4. Teacher feedback (1 minute): To conclude, the teacher should provide general feedback to the class, praising the students' effort and participation, and reinforcing the importance of the concepts learned. The teacher should also make it clear that full understanding and application of these concepts requires continuous practice and individual effort, and encourage students to continue studying and striving.

Conclusion (5 - 10 minutes)

1. Summary of the contents (2 - 3 minutes): The teacher should start the Conclusion of the lesson by summarizing the main contents covered. This includes the concept of exponential function, the general formula, the characteristics, and the problem solving. The teacher can do this by recalling the key points of each topic and highlighting the interconnection between them.

2. Connection between theory, practice and applications (1 - 2 minutes): The teacher should then reinforce how the lesson connected theory, practice, and applications. The teacher can mention how the theoretical explanation was followed by the practical solving of problem situations, and how these theoretical and practical concepts can be applied to solve real-world problems. The teacher should emphasize that mathematics is not just a set of abstract rules and formulas, but a powerful tool to understand and analyze the world around us.
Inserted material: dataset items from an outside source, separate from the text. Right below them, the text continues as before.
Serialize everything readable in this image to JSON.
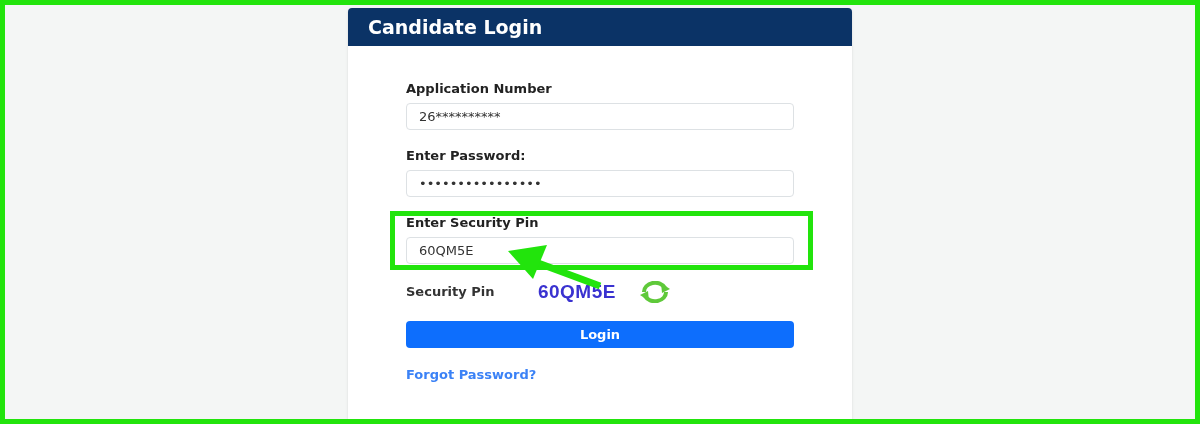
{
  "card": {
    "title": "Candidate Login"
  },
  "fields": [
    {
      "label": "Application Number",
      "value": "26**********"
    },
    {
      "label": "Enter Password:",
      "value": "••••••••••••••••"
    },
    {
      "label": "Enter Security Pin",
      "value": "60QM5E"
    }
  ],
  "security_pin": {
    "label": "Security Pin",
    "code": "60QM5E"
  },
  "login_button": "Login",
  "forgot_link": "Forgot Password?"
}
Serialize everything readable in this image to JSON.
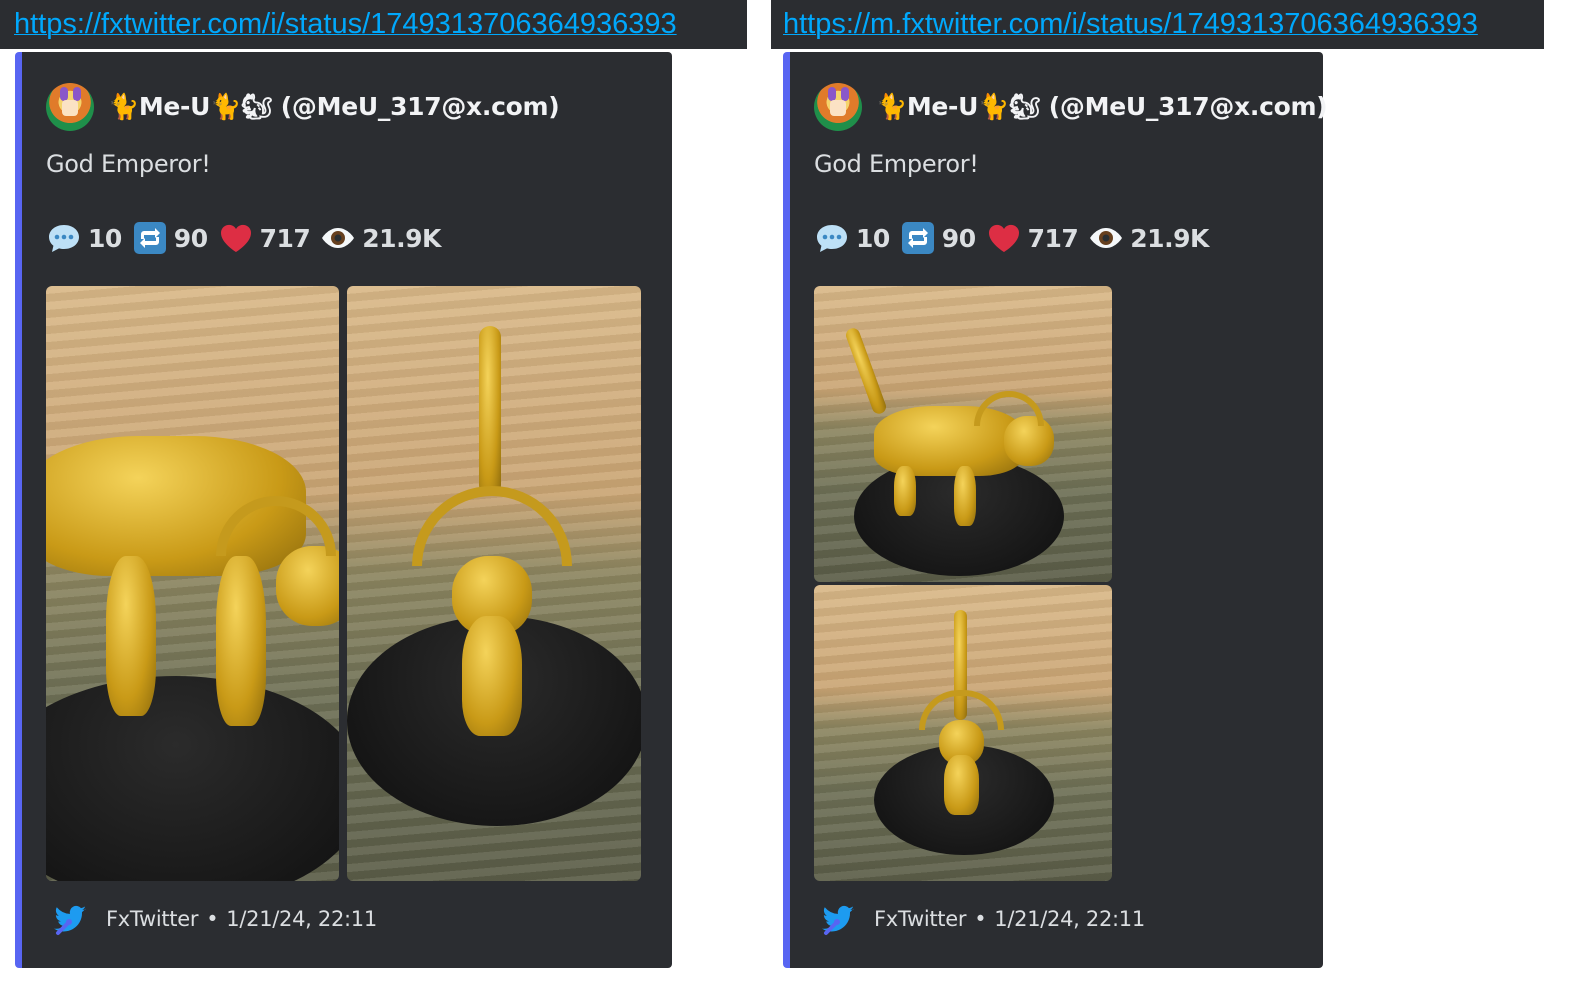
{
  "left": {
    "url": "https://fxtwitter.com/i/status/1749313706364936393"
  },
  "right": {
    "url": "https://m.fxtwitter.com/i/status/1749313706364936393"
  },
  "embed": {
    "author": "🐈Me-U🐈🐿 (@MeU_317@x.com)",
    "text": "God Emperor!",
    "stats": {
      "replies": "10",
      "retweets": "90",
      "likes": "717",
      "views": "21.9K"
    },
    "footer": {
      "provider": "FxTwitter",
      "separator": "•",
      "timestamp": "1/21/24, 22:11"
    }
  },
  "colors": {
    "link": "#00a8fc",
    "embed_bg": "#2b2d31",
    "embed_border": "#5865f2",
    "heart": "#dd2e44",
    "retweet_bg": "#3b88c3"
  }
}
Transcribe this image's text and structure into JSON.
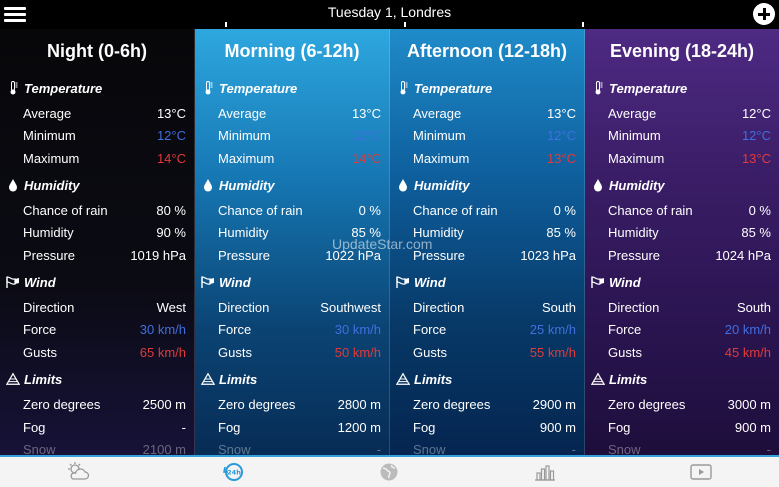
{
  "header": {
    "date_title": "Tuesday 1, Londres",
    "menu_icon": "hamburger-menu-icon",
    "add_icon": "add-location-icon"
  },
  "sections": {
    "temperature": "Temperature",
    "humidity": "Humidity",
    "wind": "Wind",
    "limits": "Limits"
  },
  "labels": {
    "average": "Average",
    "minimum": "Minimum",
    "maximum": "Maximum",
    "chance_of_rain": "Chance of rain",
    "humidity": "Humidity",
    "pressure": "Pressure",
    "direction": "Direction",
    "force": "Force",
    "gusts": "Gusts",
    "zero_degrees": "Zero degrees",
    "fog": "Fog",
    "snow": "Snow"
  },
  "periods": [
    {
      "title": "Night (0-6h)",
      "average": "13°C",
      "minimum": "12°C",
      "maximum": "14°C",
      "chance_of_rain": "80 %",
      "humidity": "90 %",
      "pressure": "1019 hPa",
      "direction": "West",
      "force": "30 km/h",
      "gusts": "65 km/h",
      "zero_degrees": "2500 m",
      "fog": "-",
      "snow": "2100 m"
    },
    {
      "title": "Morning (6-12h)",
      "average": "13°C",
      "minimum": "12°C",
      "maximum": "14°C",
      "chance_of_rain": "0 %",
      "humidity": "85 %",
      "pressure": "1022 hPa",
      "direction": "Southwest",
      "force": "30 km/h",
      "gusts": "50 km/h",
      "zero_degrees": "2800 m",
      "fog": "1200 m",
      "snow": "-"
    },
    {
      "title": "Afternoon (12-18h)",
      "average": "13°C",
      "minimum": "12°C",
      "maximum": "13°C",
      "chance_of_rain": "0 %",
      "humidity": "85 %",
      "pressure": "1023 hPa",
      "direction": "South",
      "force": "25 km/h",
      "gusts": "55 km/h",
      "zero_degrees": "2900 m",
      "fog": "900 m",
      "snow": "-"
    },
    {
      "title": "Evening (18-24h)",
      "average": "12°C",
      "minimum": "12°C",
      "maximum": "13°C",
      "chance_of_rain": "0 %",
      "humidity": "85 %",
      "pressure": "1024 hPa",
      "direction": "South",
      "force": "20 km/h",
      "gusts": "45 km/h",
      "zero_degrees": "3000 m",
      "fog": "900 m",
      "snow": "-"
    }
  ],
  "watermark": "UpdateStar.com",
  "bottom_tabs": [
    {
      "icon": "weather-forecast-icon",
      "active": false
    },
    {
      "icon": "hourly-detail-icon",
      "active": true
    },
    {
      "icon": "map-globe-icon",
      "active": false
    },
    {
      "icon": "charts-icon",
      "active": false
    },
    {
      "icon": "video-icon",
      "active": false
    }
  ],
  "colors": {
    "accent": "#35a2dc",
    "min_temp": "#3f6fe0",
    "max_temp": "#e03a3a",
    "night": "#07070a",
    "morning": "#2ea7df",
    "afternoon": "#1f8bc9",
    "evening": "#4e2a83"
  }
}
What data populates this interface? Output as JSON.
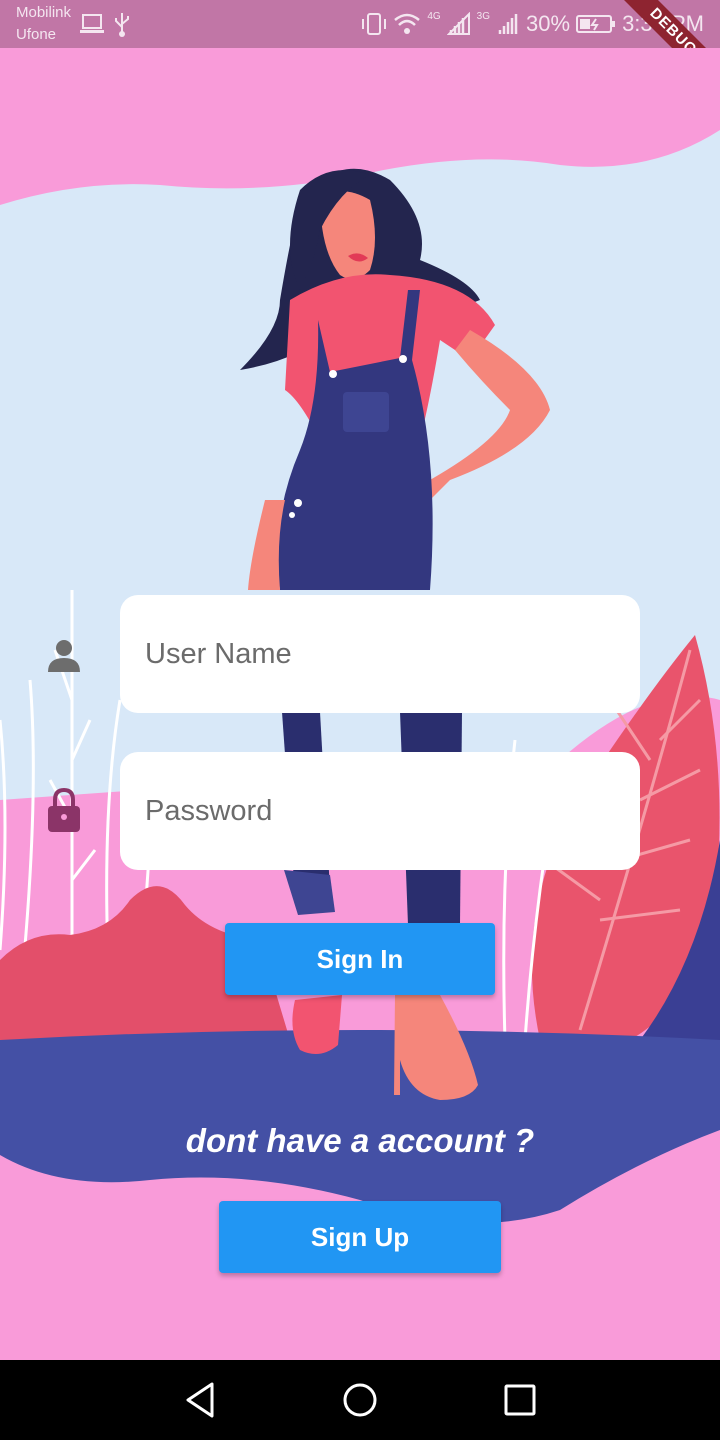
{
  "status_bar": {
    "carrier_primary": "Mobilink",
    "carrier_secondary": "Ufone",
    "network_1": "4G",
    "network_2": "3G",
    "battery": "30%",
    "time": "3:35 PM"
  },
  "debug_banner": "DEBUG",
  "login": {
    "username_placeholder": "User Name",
    "password_placeholder": "Password",
    "sign_in_label": "Sign In",
    "no_account_text": "dont have a account ?",
    "sign_up_label": "Sign Up"
  },
  "icons": {
    "user": "person-icon",
    "password": "lock-icon",
    "back": "back-triangle-icon",
    "home": "home-circle-icon",
    "recent": "recent-square-icon"
  },
  "colors": {
    "background": "#f99bd9",
    "sky": "#d8e8f8",
    "button": "#2196f3",
    "ground": "#4450a5",
    "leaf": "#e9546c"
  }
}
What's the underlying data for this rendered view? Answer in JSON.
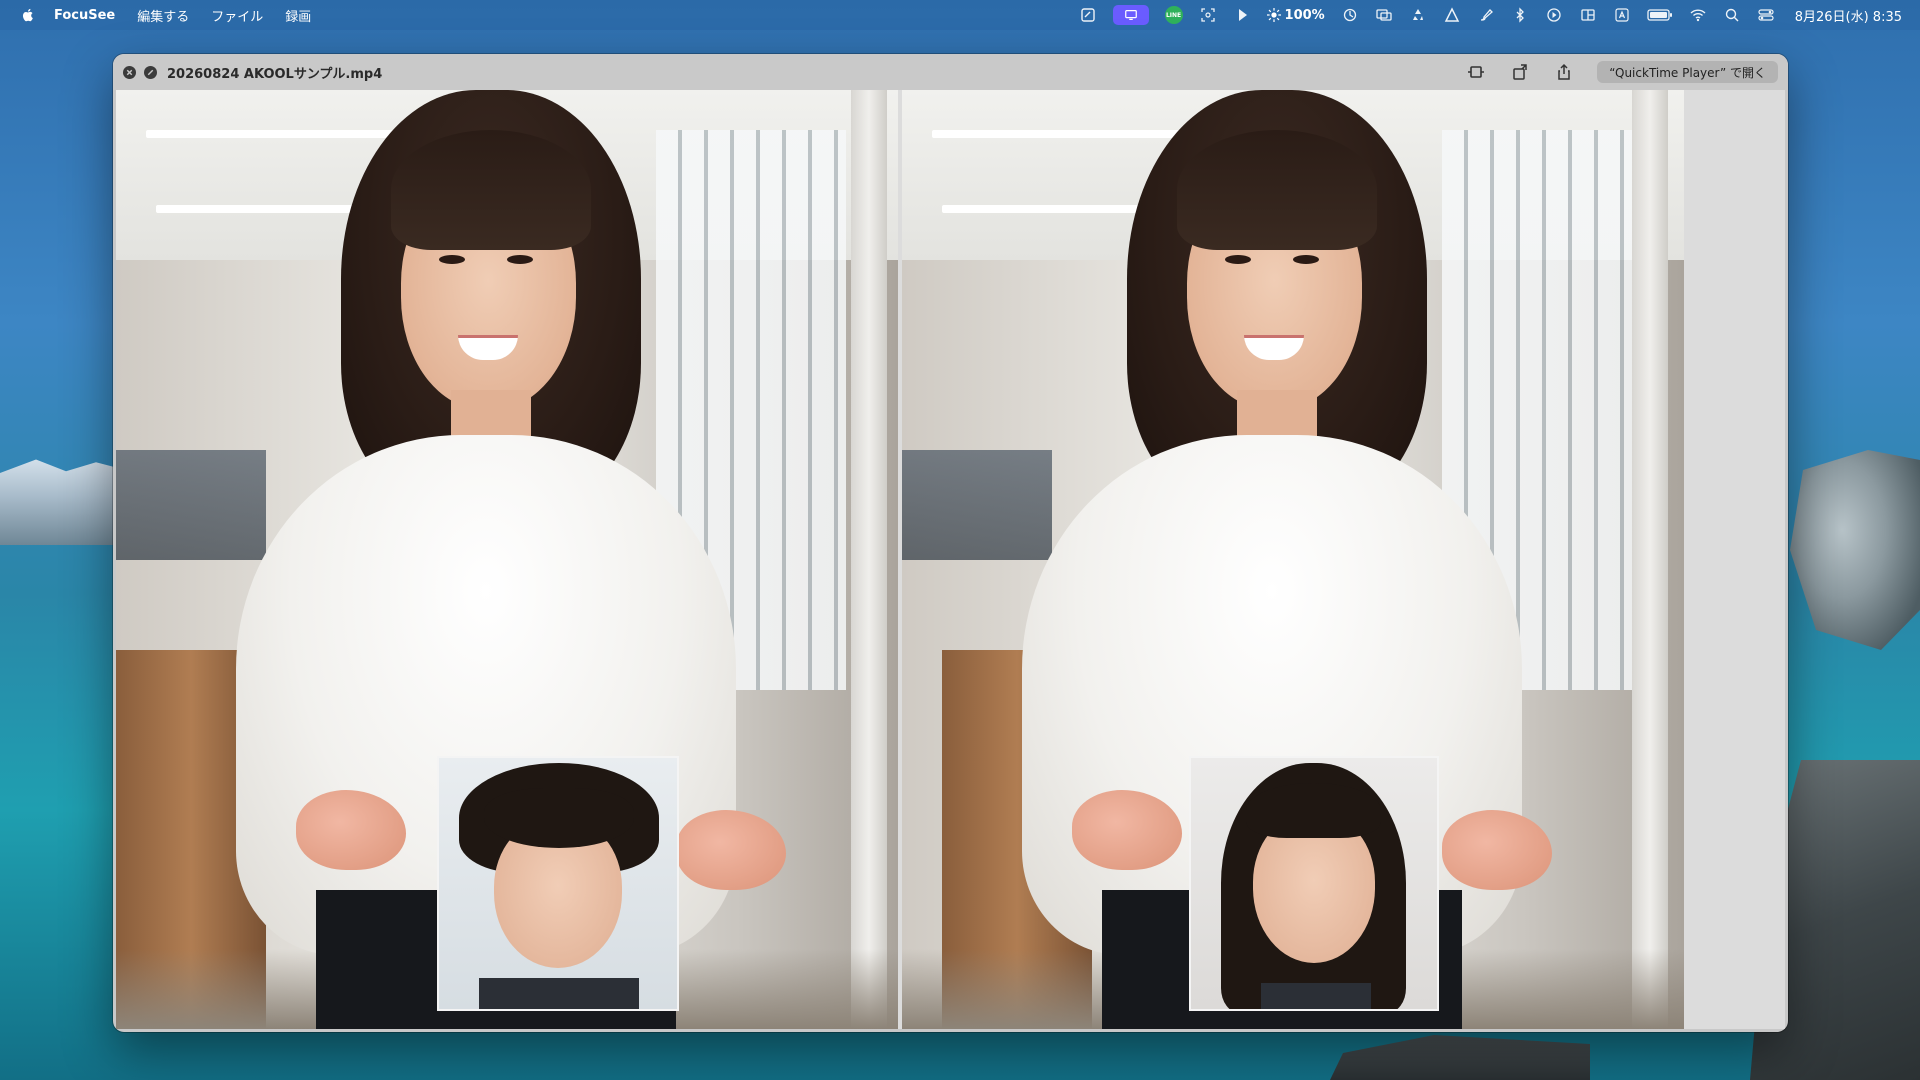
{
  "menubar": {
    "app_name": "FocuSee",
    "menus": [
      "編集する",
      "ファイル",
      "録画"
    ],
    "brightness": "100%",
    "datetime": "8月26日(水) 8:35",
    "badge_green_text": "LINE"
  },
  "window": {
    "title": "20260824 AKOOLサンプル.mp4",
    "open_button_label": "“QuickTime Player” で開く"
  },
  "colors": {
    "menubar_accent": "#6a5cff",
    "window_chrome": "#c9c9c9"
  },
  "icons": [
    "apple-icon",
    "note-icon",
    "screen-record-icon",
    "line-app-icon",
    "scan-icon",
    "play-arrow-icon",
    "brightness-icon",
    "sync-icon",
    "screen-mirror-icon",
    "recycle-icon",
    "delta-icon",
    "brush-icon",
    "bluetooth-icon",
    "play-circle-icon",
    "split-view-icon",
    "input-source-icon",
    "battery-icon",
    "wifi-icon",
    "search-icon",
    "control-center-icon",
    "close-icon",
    "stop-icon",
    "trim-icon",
    "rotate-icon",
    "share-icon"
  ]
}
3. Extra materials (1 - 2 minutes): The teacher should then suggest extra materials for students who want to deepen their understanding of exponential function. These materials can include textbooks, educational videos, interactive mathematics websites, among others. The teacher can also suggest additional exercises for students to practice at home.

4. Importance of the subject (1 - 2 minutes): Finally, the teacher should summarize the importance of the subject covered for everyday life. The teacher can recall how exponential functions are used in various areas of science, economics, and engineering to model phenomena and predict behaviors. The teacher can also mention examples of how understanding exponential functions can be useful for students in their daily lives, for example, to understand how compound interest works in loans and investments.

5. Closing (1 minute): To conclude, the teacher should thank the students for their participation and effort, reinforce the importance of continuous study and encourage students to ask questions and seek clarification whenever necessary. The teacher should then close the lesson, wishing everyone a good day and recalling the date of the next lesson.